Python Forum
Recommended way to read/create PDF file?
Thread Rating:
  • 0 Vote(s) - 0 Average
  • 1
  • 2
  • 3
  • 4
  • 5
Recommended way to read/create PDF file?
#1
Hello,

I need to either read/fill/sign an existing PDF file, or build one from scratch.

Using this code, the existing PDF file uses fonts that aren't listed in c:\windows\fonts, so I assume they are embedded in the PDF.

I know nothing about working with PDFs, and would like to have your advice about how to proceed.

Should I somehow fill the existing file with my own text + signature PNG, and merge those into a new PDF, or should I create a new PDF from scratch using either the embedded fonts that I'll export somehow or use a close-enough font?

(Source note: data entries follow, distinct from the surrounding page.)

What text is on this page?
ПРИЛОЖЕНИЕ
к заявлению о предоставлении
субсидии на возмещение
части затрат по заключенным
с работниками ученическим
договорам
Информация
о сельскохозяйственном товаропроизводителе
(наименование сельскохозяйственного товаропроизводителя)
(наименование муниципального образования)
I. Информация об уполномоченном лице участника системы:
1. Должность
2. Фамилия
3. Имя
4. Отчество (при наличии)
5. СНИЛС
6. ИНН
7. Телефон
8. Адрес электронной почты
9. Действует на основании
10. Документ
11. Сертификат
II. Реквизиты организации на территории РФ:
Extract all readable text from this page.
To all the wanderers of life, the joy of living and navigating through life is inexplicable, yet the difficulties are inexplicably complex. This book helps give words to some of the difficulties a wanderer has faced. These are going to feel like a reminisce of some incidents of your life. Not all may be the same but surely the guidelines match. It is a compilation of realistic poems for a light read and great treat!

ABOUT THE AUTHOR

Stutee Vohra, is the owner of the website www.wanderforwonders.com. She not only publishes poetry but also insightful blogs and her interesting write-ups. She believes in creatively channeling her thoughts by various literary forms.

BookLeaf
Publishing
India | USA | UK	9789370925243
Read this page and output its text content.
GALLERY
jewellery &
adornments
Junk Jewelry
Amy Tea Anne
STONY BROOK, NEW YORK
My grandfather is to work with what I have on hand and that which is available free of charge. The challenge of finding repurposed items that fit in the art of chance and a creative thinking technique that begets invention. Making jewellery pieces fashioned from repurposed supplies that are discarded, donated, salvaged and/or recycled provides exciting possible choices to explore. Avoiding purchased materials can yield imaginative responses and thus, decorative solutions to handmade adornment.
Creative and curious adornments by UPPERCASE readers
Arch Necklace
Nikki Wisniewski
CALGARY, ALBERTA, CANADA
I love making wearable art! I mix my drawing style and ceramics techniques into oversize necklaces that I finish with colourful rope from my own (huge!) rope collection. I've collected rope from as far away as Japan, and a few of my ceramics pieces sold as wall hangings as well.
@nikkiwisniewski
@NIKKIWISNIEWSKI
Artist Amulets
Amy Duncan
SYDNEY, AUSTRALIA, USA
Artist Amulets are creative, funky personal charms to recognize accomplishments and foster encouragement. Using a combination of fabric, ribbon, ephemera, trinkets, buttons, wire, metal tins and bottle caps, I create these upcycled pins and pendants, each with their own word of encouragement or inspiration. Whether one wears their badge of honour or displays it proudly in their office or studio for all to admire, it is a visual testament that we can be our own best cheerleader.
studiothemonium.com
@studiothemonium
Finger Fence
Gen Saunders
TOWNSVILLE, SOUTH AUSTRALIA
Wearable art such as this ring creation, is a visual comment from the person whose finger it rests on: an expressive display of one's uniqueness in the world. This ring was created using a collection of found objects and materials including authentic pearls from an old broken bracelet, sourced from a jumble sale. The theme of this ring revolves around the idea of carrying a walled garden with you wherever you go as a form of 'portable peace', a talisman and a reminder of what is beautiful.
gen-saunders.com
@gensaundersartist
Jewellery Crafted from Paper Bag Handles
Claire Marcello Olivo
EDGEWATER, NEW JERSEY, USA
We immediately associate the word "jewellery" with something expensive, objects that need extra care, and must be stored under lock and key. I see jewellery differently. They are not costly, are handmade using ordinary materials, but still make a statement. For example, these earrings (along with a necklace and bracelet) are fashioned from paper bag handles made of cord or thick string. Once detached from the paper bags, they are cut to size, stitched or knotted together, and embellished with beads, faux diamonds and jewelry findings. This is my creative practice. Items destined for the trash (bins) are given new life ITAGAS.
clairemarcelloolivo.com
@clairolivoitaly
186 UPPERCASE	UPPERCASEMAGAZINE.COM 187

FWIW, I'm using Python 3.7.0 on 32-bit Windows 7.

Thank you.

PS: Incidently,
#python -m pip install pdfrw
from pdfrw import PdfReader
→ ImportError: cannot import name 'PdfReader' from 'pdfrw'
--
Edit: Found the error: I didn't know you couldn't name a Python script the same name used by a Python module (pdfrw.py, here).
Reply
#2
from command line: python -m pip install pdfreader
pypi: https://pypi.org/project/pdfreader/
github: https://github.com/maxpmaxp/pdfreader
Reply
#3
Lightbulb 
There is a great article on the Pythonology website on the best python libraries for this purpose:
https://pythonology.eu/what-is-the-best-...f-library/

The article comes with a tutorial on how to use those libraries to create or edit pdf files
Best of luck
Reply
#4
You could try reportlab for building from scratch.

You will find this helpful: reportlab-userguide.pdf It has a lot of, but not all, information on reportlab.

reportlab allows you to control every aspect of your pdf.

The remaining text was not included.